Lunch Week: Mini Quiches
Okay, I’ve got more lunch ideas coming your way soon but I wanted to share this with you again. These mini quiches are by far Esme’s favourite lunch item and I live in fear of her getting sick of them. I’ll really be in deep water then. Until then… C.M.
I’m just going to get this out of the way right now. I don’t make school lunches. My kids are small and go to a daycare where their lunch is made for them every day. The food is healthy and varied and they try things there they’d refuse at home. But the best part? Obviously. I don’t make it. I know – don’t throw things at me! Soon enough it will be my job, too. Just because I’m not making school lunch every day like so many of you doesn’t mean that I’m not thinking about it for you. All the time! Doesn’t that make you feel better? Come on…
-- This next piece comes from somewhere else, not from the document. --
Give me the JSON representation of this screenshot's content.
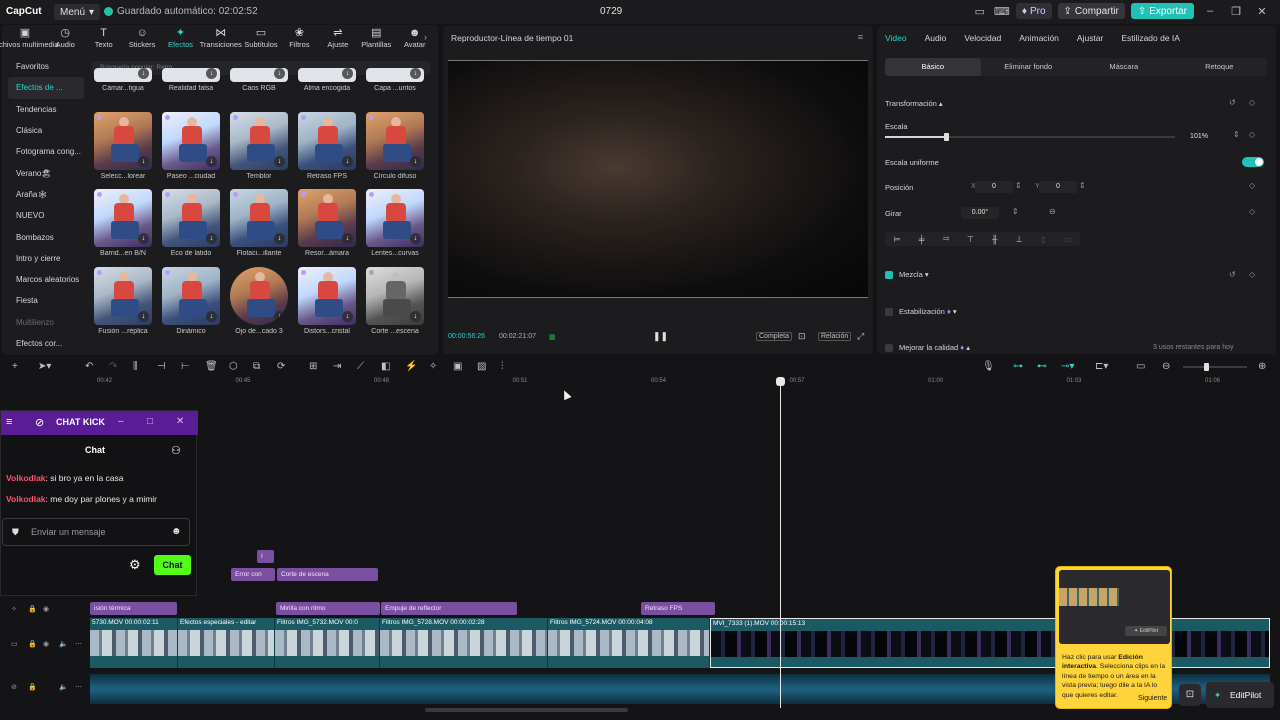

I think the main thing in avoiding the lunch rut is to get out of the mind set of sandwich as lunch king. I mean, honestly, who died and made him the boss of lunch? If you’ve got some good containers then leftovers are the perfect lunch – mostly because it’s already done. But in an effort to come up with an option that didn’t involve tuna salad or pbj (not that I don’t love both) I came up with these little guys. Well, you can hardly say I came up with them. This is the simplest thing I’ve made in a long time. You could stack three of them in a lunch box or keep them handy for breakfast on the fly. Or both. Feel free to experiment with ingredients – I was thinking that tinned salmon and chopped steamed asparagus would be a great combo, too.
photos by Stacey Boag
1/2 cup milk
1/3 cup ham, chopped
1/3 green onion, sliced
1/3 cup cheddar cheese, grated
2 cherry tomatoes, chopped
18 pre-made mini pastry shells
Preheat the oven to 375
Toss together ham, onion, cheese and tomato in a bowl.
Whisk eggs and milk in another bowl.
Place the shells – in their little metal wrappers – on a cookie sheet. Place about a Tablespoon of the ham and cheese mixture in each of the shells. Gently pour egg mixture into each, leaving just a bit of space at the top as they will puff up. Bake for 15 minutes until they are just set. Allow to cool before serving. Once they are completely cool you can stack them in small containers for lunches.